Most glaringly, the court struck down the sanction that faced any state that didn't agree to expand its Medicaid program, ruling such a bargain as tantamount to coercion. No other court, not even the District Court judge in Pensacola, Fla., who struck down the entire act and launched the case that went to Washington, found the Medicaid provisions unconstitutional.
With the insurance mandate, Roberts and the liberal-leaning justices upheld it on the grounds that it was an exercise of Congress' power to tax under the Constitution. Neither of the federal appeals courts in Cincinnati or Washington that ruled the mandate legal did so on those grounds.
But observers said that by ruling that way on the mandate, Roberts achieved two goals. First, he avoided a party-line split on a major national controversy, while also not granting the expansion of congressional power that many conservatives and libertarians have railed against.
“Even if Congress lacks the power to direct individuals to buy insurance, the only effect of the individual mandate is to raise taxes on those who do not do so, and thus the law may be upheld as a tax,” Roberts' wrote for the majority.
M. Miller Baker, a constitutional law and appellate court attorney with McDermott Will & Emery in Washington, said virtually no one could have foreseen Roberts' ruling.
“The shocker here is that there were five votes to sustain this on the taxing power,” Baker said. “Congress over and over went out of its way to say this is not a tax, and the president himself said it wasn't a tax. And now it's being upheld as a tax.”
Indeed, staunch reform law opponent Ken Cuccinelli, the attorney general of Virginia who filed his own unsuccessful court challenge, noted that as a political “silver lining” of the ruling.
“Those who support this law and who voted for it are now and forever on record for supporting this tax increase—a position they refused to admit when passing the bill,” Cuccinelli said in a written statement.
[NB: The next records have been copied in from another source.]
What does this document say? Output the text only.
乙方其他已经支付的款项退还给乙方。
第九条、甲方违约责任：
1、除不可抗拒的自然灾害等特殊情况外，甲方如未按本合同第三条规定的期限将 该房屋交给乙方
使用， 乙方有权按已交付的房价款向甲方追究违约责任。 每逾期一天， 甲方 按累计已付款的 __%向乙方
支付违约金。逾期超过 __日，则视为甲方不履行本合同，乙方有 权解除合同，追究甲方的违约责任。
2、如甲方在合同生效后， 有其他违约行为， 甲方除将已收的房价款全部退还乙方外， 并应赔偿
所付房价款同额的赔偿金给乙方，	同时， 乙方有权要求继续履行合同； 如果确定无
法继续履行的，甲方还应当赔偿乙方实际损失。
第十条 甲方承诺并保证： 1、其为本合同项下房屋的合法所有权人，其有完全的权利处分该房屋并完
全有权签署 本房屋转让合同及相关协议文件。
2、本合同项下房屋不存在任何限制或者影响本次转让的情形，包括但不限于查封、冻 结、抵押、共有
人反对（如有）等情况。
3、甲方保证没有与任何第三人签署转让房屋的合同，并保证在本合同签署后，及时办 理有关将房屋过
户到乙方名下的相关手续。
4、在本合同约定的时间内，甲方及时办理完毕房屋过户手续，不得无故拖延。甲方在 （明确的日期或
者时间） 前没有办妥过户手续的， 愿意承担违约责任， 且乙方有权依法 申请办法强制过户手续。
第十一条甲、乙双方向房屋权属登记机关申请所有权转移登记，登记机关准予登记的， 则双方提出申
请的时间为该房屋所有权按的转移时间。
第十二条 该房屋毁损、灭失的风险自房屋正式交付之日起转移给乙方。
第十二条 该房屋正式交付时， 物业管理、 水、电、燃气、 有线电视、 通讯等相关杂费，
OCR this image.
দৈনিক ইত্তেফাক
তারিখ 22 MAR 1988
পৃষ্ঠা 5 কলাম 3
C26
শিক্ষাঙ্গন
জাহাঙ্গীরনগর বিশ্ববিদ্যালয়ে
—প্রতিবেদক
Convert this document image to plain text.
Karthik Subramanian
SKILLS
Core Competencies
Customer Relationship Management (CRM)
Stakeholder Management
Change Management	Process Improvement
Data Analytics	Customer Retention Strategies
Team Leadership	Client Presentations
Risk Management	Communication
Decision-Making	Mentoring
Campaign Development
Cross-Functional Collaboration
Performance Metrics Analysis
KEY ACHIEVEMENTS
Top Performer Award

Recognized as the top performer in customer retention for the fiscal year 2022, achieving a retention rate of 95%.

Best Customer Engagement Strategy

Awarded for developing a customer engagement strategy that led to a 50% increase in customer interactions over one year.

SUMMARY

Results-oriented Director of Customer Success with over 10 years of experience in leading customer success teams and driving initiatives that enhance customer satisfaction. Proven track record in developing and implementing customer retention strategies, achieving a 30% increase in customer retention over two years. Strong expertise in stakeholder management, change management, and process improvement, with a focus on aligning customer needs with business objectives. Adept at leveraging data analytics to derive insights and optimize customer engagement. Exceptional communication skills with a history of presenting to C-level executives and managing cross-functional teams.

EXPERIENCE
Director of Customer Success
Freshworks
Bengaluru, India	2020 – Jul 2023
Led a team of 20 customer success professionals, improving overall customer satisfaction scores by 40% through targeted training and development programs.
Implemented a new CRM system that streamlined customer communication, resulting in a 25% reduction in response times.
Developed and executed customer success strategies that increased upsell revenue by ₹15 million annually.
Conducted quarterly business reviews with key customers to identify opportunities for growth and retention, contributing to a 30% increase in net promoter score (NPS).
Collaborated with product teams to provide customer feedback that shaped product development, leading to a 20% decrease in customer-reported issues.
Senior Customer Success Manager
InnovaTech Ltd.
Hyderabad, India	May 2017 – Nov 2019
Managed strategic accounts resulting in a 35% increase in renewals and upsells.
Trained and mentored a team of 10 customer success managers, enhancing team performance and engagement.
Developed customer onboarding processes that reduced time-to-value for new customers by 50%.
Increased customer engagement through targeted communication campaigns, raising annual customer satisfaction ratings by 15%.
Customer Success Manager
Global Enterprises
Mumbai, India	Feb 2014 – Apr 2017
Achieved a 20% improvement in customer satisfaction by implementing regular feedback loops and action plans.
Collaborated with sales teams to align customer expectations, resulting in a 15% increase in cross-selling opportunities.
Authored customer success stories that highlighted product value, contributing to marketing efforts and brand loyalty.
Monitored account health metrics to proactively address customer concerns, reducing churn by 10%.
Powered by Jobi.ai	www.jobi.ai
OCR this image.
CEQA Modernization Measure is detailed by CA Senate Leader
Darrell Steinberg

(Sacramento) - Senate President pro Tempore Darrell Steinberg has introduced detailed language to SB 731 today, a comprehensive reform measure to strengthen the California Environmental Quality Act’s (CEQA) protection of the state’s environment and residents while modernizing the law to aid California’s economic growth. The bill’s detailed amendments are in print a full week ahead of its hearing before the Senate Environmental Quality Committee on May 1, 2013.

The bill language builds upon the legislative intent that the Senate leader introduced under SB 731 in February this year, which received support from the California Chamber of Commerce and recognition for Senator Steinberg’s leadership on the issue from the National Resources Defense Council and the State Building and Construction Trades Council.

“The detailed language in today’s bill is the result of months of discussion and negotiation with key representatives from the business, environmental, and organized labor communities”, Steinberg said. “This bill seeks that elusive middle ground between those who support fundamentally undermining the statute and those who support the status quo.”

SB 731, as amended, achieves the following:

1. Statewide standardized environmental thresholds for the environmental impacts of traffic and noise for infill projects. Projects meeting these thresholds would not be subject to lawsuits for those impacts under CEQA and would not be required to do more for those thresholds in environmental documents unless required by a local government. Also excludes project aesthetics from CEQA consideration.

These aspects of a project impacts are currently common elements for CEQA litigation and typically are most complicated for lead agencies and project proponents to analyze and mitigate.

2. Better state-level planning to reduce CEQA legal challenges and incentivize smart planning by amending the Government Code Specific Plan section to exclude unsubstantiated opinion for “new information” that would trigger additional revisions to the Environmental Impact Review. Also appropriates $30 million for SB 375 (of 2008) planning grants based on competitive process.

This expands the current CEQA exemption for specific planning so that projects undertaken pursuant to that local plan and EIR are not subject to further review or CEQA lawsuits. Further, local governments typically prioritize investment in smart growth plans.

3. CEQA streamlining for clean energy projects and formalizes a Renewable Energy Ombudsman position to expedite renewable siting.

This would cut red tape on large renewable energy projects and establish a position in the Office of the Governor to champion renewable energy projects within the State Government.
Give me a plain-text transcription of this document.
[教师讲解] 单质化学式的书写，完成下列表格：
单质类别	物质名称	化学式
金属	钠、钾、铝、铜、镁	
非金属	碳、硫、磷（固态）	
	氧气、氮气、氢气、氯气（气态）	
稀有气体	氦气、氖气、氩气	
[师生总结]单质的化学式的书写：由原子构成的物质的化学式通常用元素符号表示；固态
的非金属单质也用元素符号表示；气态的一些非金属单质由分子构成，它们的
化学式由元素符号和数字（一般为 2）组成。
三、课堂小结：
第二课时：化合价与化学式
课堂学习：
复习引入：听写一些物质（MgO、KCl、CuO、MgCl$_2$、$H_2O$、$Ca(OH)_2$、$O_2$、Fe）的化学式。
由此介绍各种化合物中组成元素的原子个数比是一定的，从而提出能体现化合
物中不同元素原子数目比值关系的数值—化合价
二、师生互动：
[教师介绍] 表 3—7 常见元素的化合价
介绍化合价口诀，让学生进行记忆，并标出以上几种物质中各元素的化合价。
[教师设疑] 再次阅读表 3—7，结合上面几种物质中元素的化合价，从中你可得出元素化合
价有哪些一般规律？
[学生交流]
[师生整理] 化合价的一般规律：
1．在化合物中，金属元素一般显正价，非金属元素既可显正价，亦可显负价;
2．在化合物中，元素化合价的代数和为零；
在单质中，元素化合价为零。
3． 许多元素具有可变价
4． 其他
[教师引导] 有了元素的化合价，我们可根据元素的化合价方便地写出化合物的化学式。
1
Cuccinelli also said the opinion represented the first time since the 1930s-era New Deal that the court had imposed any limit on congressional power under the Constitution's commerce clause.
Indeed, Roberts' opinion opened with a preamble describing a kind of deep national and institutional soul-searching that the healthcare law had provoked, framing the ruling's constitutional context in terms of the sweeping powers of states to police their citizens, as compared to the limited powers of the federal government enumerated in the Constitution.
Yet the decision reached a conclusion that is anathema to many proponents of individual liberties and limited federal powers: that the federal government has the power to cajole some people to buy a private product.
“Simply put, Congress may tax and spend,” Roberts wrote. “This grant gives the federal government considerable influence even in areas where it cannot directly regulate."